Kinetic properties of the KCl transport at the secreting apical membrane of the oxyntic cell

Abstract

We have previously reported marked structural and functional differencces between (H+/K+)-ATPase-rich vesicles obtained from resting fundic gastric mucosa and those obtained from secreting tissue. The functional differences seem to arise from activation of a permeability pathway for K+ salts in the vesicles originating from stimulated tissue. By providing the intravesicular K+ needed for the ATPase-mediated H+/K+ exchange, this pathway facilitates formation of large pH gradients (J.M. Wolosin & J.G. Forte.FEBS Lett.125:208–212, 1981). We have now expanded our observations on the characteristics of the K-salt transport. The dependence of intravesicular acidification on the concentration of various anions or of K+ was monitored using the rate of fluorescence quenching of the pH probe, acridine orange.

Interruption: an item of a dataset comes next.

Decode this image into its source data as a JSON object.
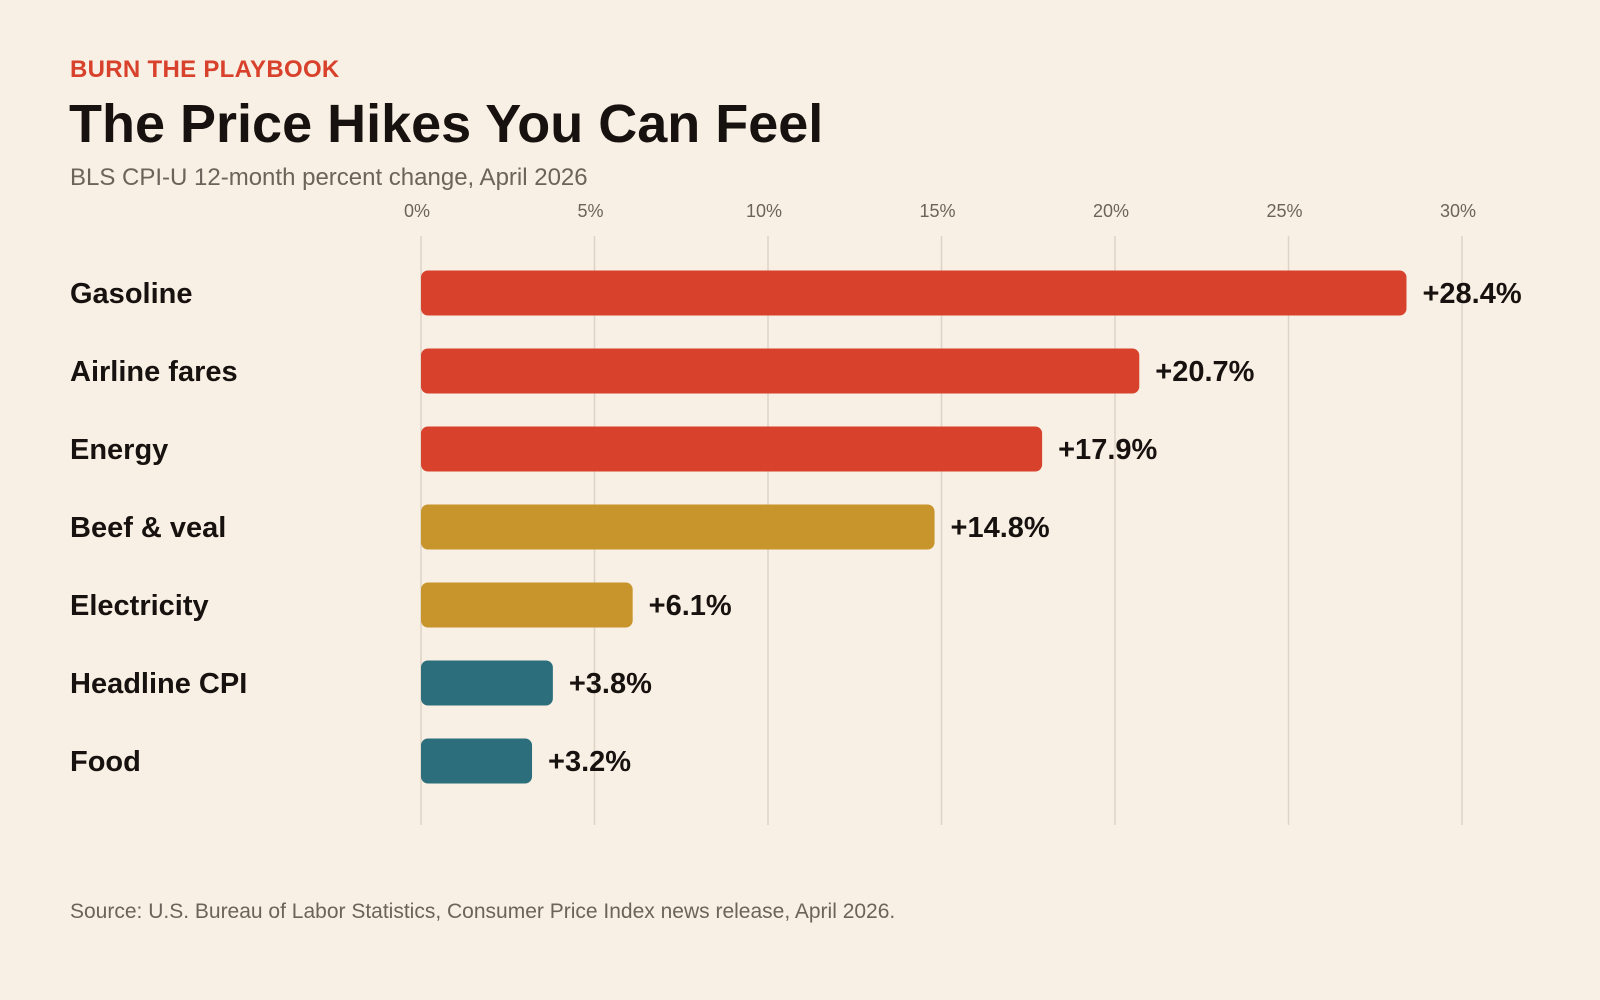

Rates of acid accumulation followed the series I−>Br−>Cl−>NO3−>CH3SO3−>isethionate>gluconate. The effects of exogenous ionophores on pH gradients suggested that K+-salt transport is electroneutral. On the basis of the known properties of the H+/K+ pump, we devised a method by which the rates of unidirectional K+ salt influx can be monitored via the resulting rates of H+ accumulation. Accordingly, the dependence of these rates on the concentration of K+ and Cl− was studied and subjected to a kinetic analysis. It was found that the dependence follows that expected for an electroneutral K+ and Cl− transport system with apparent Michaelis constants equal to 15±2mm for K+ and 46±5mm for Cl−. It is concluded that intravesicular acid accumulation, believed to represent HCl secretion in whole tissue, results from the combined action of a KCl symport and the well known (H++K+)-ATPase. Though the calculated maximal transport capacity of the symport exceeds by several times the maximal transport capacity of the pump, at physiological concentrations of the ions both transport systems are expected to transport K+ in opposite directions at similar rates. Implications of these observations to HCl secretion by intact tissue are discussed.